In 2 unrelated boys with Au-Kline syndrome, Au et al. (2015) identified 2 different de novo heterozygous putative loss-of-function mutations in the HNRNPK gene (600712.0001 and 600712.0002). The mutations were found by exome sequencing. Functional studies of the variants were not performed.

Using trio-based whole-exome sequencing, Lange et al. (2016) identified a de novo heterozygous 2-bp insertion (c.931_932insTT; 600712.0003) in exon 11 of the HNRNPK gene in a boy with a phenotype consistent with AUKS. The variant was confirmed by Sanger sequencing.

By exome sequencing, Miyake et al. (2017) identified a de novo heterozygous missense mutation in the HNRNPK gene (L155P; 600712.0005) in a Japanese boy with AUKS. The variant was confirmed by Sanger sequencing and was not present in the ExAC, Exome Variant Server, or Human Genetic Variation databases or in an in-house database of 575 exomes.
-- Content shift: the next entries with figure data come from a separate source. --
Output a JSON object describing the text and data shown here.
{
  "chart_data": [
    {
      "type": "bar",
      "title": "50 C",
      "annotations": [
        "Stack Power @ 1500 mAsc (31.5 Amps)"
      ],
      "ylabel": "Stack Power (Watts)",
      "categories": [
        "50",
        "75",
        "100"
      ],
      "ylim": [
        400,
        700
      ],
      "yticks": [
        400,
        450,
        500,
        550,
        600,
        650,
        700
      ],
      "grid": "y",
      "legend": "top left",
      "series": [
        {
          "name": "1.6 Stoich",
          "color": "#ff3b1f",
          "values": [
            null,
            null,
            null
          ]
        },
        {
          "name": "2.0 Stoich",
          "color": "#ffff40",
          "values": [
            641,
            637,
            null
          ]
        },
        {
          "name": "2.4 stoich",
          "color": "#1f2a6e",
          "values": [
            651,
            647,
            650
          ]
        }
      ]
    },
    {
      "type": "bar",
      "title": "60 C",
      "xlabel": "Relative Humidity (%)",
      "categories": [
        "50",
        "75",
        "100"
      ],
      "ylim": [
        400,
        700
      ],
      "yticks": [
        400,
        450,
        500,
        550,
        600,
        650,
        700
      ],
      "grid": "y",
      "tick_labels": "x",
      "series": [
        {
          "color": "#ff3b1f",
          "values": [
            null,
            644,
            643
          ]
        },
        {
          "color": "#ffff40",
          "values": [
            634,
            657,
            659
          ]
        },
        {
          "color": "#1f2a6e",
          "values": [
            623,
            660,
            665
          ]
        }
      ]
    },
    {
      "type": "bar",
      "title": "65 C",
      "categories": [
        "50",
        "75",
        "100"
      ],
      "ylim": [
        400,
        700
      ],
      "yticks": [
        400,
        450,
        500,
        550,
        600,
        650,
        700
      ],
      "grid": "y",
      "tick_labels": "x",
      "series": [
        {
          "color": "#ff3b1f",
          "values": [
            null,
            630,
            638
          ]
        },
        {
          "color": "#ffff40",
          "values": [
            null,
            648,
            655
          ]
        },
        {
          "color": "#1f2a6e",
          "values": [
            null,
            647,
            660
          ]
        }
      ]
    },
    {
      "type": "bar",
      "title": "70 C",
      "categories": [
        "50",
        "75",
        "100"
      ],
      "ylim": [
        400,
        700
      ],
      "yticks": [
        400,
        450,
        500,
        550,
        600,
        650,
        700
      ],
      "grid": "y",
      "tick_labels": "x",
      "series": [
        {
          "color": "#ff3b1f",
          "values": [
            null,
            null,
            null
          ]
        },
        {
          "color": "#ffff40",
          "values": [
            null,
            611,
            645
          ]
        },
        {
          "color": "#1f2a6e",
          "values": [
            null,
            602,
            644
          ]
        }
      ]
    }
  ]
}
Using whole-exome sequencing, Au et al. (2018) identified 5 patients with AUKS with de novo heterozygous loss-of-function variants in HNRNPK, including nonsense, frameshift, and canonical splice variants. In addition, they reported a girl (patient 10) with a de novo 264-kb microdeletion encompassing 9q21.32, which disrupts HNRNPK as well as 3 additional genes and a microRNA with no known human disease association. The common phenotype between the patients with HNRNPK truncating variants and the microdeletion supported haploinsufficiency of the HNRNPK gene as the pathogenic mechanism of AUKS.